Böylece kucaktan kucağa başlayan bu anlar, belli
bir süre sonra, patilemeye ve ele düşmeye başlar. Bu sefer kimi elinden
tutarak, sevgi yumağı ve büyük bir neşe altında patiletmeye, yavaş yavaş
yürütmeye çalışır. Kimi parmak uçlarından tutarak, paytak paytak yürütmeye
çalışırken, geri geri gittiğinden düşer maskara olur, kimi yürütmekten ziyade
onunla yuvarlanarak, ondan beter bebek olur.
Belli bir süre sonra bu tatlı anlar da son
bulur. Onunla birlikte aile de büyür ve ortam bambaşka bir şekle bürünmeye
başlar. Çünkü artık ailedeki tek çocuk o değildir. Hatta birkaç yeni gelen
olduğu gibi, bir kaçı da aileden ayrılmıştır.
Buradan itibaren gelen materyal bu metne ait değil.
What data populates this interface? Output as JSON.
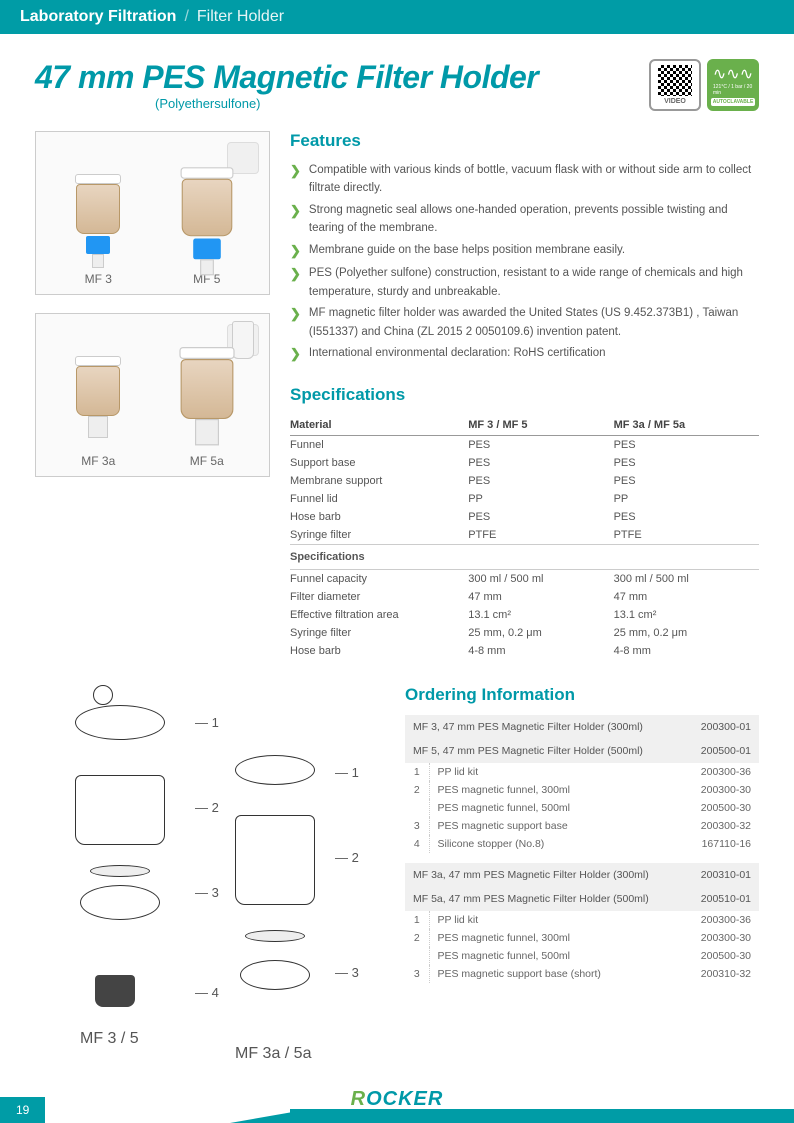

Kim bilir amca ya da halaları
evlenmiş, ya da amca ya da halalarının da çocukları olmuştur.
Ve belli bir süre sonra artık her gün gördüğü
yüzler, adım attığı sokaklar, gördüğü evler, binalar, hatta lehçe ve lisanlar
dahi değişmeye başlar. Çünkü artık annesinin elinden tutarak girdiği yolda,
ilkokula doğru yal almaya başlamıştır.
Ama yine de her akşam eve döndüğünde mutlaka bir
anne ve baba kucağı onu bekler. Oyyy oğlumuz ya da kızımız okula mı
başlamış? Yine öpücüklere boğulur yine
ailenin sevinç kaynağı olmaya devam eder. Ta ki yüz hatları çocuksu o masum
edadan kurtulmaya, mimikler yetişkinlik belirtileri göstermeye başlayana kadar.
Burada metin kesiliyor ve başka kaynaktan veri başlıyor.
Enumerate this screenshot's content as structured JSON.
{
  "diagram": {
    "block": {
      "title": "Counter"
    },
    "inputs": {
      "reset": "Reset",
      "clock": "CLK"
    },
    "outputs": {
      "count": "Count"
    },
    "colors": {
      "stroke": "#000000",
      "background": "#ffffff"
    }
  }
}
Artık o anlardan sonra ise bu sıcak karşılamalar ve kucaklamalar sıkıcı olmaya,
hatta utandırıcı olmaya başlar. İşte bu durumun kendini gösterdiği andan sonra
ise, artık çocukluk dönemi bitmiş, yetişkin bir birey olma dönemi başlamış
demektir.
Bu andan sonra, bazen yörede olsa da yine de,
her akşam koşarak gidip kendini sıcak kucaklarda bulduğu ortamdan farklı
ortamlarda, bazen de tamamı ile bambaşka bir ortamda bulacaktır. Çünkü artık
üniversite dönemi başlamıştır. Ya olduğu yöredeki bir okulda, farklı bir evde
arkadaşları ile ya da aynı yörede ama her hangi bir yurt ve pansiyonda
kalacaktır. Ya da bambaşka bir il ve yörede, bu yaşam anlarını yaşamaya
başlayacaktır. İşte bu burumdan sonra, her akşam, ya da kötü bir anda veya
kendini kötü his ettiğinde, koşacağı ve sığınacağı ailedeki yüzler yerine,
başka yüzler almaya başlayacaktır. Bunlar ise arkadaş ve dostlarından başkası
olmayacaktır.
Gerçi ben yazının akışı açısından bir insanın
okul bağlamındaki hayat akışını seçsem de, bu akış bütün hayatlar açısından
böyledir. Yani her çocuk belli bir süre sonra yetişkinliğe ve farklı ortamlara
ve onu erdemine ulaştıracak, farklı insani değerlerle tanışarak, hayat yolunda
yol almaya mecburdur. Onu kişiliğini belirleyecek ve yaradılış fıtratına, ya da
erdemine erdirecek değerlere de bu hayat akışından ulaşır. Bu değerler de,
bundan önceki yazımda değindiğim gibi, sevgi, saygı, kardeşlik, dostluk gibi
değerlerdir. Bu değerlerden en önemli olanı, belki de hayatında en çok ihtiyaç
duyacak olanı, hatta onu hayatta tutacak ve ilerletecek olan değer de budur.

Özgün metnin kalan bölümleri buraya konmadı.